También a la derecha encontramos mitos melancólicos. Así, por citar algo reciente, y pese a un discreto dato de audiencia, Aznar logró concentrar en su visita a Bertín Osborne a los más fieles de la derecha, incluyendo una legión de tuiteros melancólicos que, más allá de reconocer los méritos del ex presidente, evocaban un pasado que ya no es más que eso: pasado. De Podemos y la nostalgia podrían escribirse varias páginas, pero basta acudir a las declaraciones de sus líderes para ver que la idea más actual fracasó, como tarde, en la Revolución Bolchevique; por tanto, no merece la pena detenernos demasiado en ellos.

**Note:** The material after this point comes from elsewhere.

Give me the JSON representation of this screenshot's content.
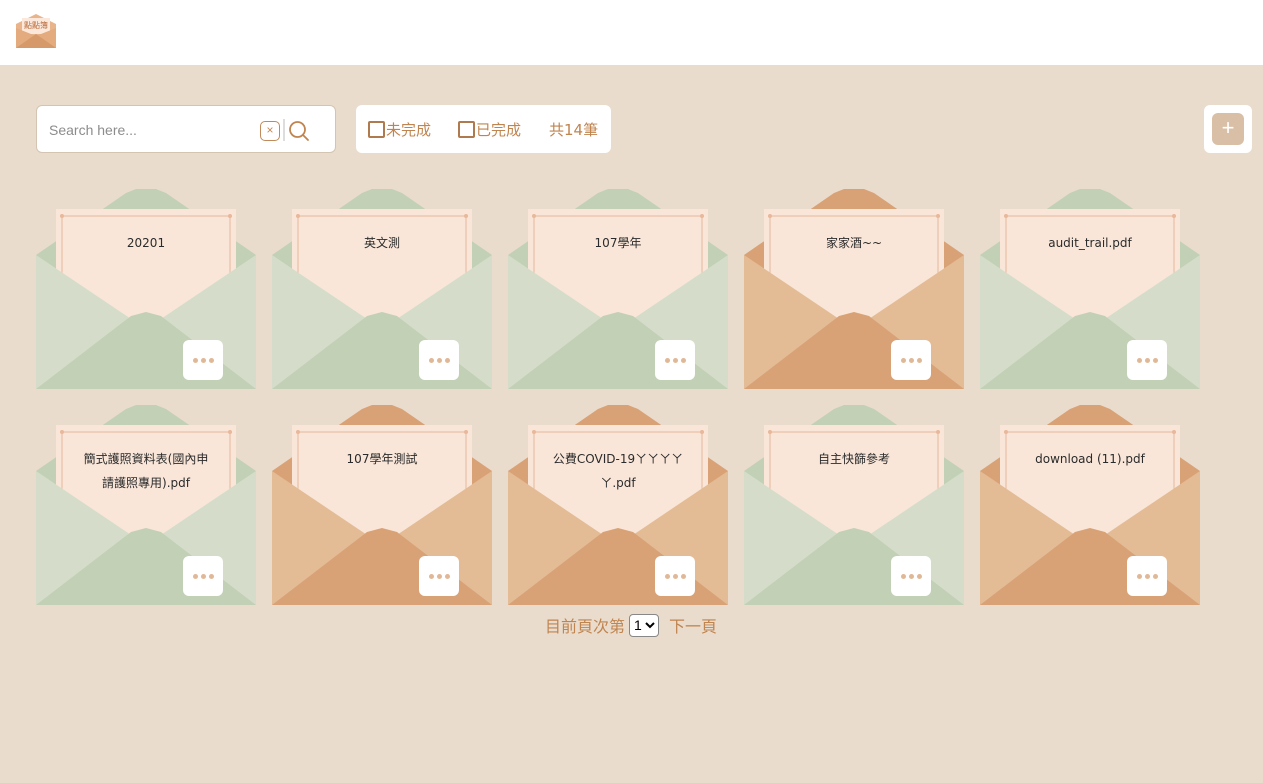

Y si salimos de España, los anhelos por lo que un día cada país fue, están a flor de piel. Hemos contemplado atónitos cómo una legión de abueletes británicos votaba a favor del Brexit con la esperanza de que la estatua del almirante Nelson en la plaza de Trafalgar cobrara vida. En Estados Unidos, el frontispicio de la Casa Blanca tiene grabado a fuego aquello de «make America great again», signifique eso lo que signifique. Por cierto, que los de Vox le han copiado el lema al republicano y piden «hacer España grande otra vez», dato que añado como mero apunte contextual. También Marine Le Pen ha cosechado un considerable éxito en Francia, removiendo el orgullo de la gran Francia, la Francia de las generaciones anteriores en que pareciera que la única preocupación para un francés era qué tal iba a salir la añada de tal o cual vino y cuándo podría acceder a la clase acomodada con residencia para el fin de semana. ¡Qué tiempo tan feliz!, pero de verdad, no como el de la Campos.

Será interesante ver si todos estos movimientos políticos, y con ellos también los culturales, son algo pasajero o si, verdaderamente, el interés por recuperar lo antiguo, por fijarlo como referente del ideal al que tender, va en serio. De ser así, más que un éxito de aquellos personajes e ideas que ahora buscamos para recuperar, recordar e imitar, sería un fracaso de cuantos fueron llamados a continuar su labor; un fracaso generado por no haber sabido mantener la esencia de nuestras libertades, de nuestras leyes y de nuestra propia identidad, al tiempo que se hacía frente a nuevas situaciones y amenazas. Pero ese fracaso también sería compartido por el resto de la sociedad, o al menos por una parte de ella que, ante la nostalgia por lo vivido hace una década, sólo ha sido capaz de buscar alternativas de hace un siglo. Mientras tanto, póngase un vídeo de Las Chillers para que la espera, al menos, sea entretenida.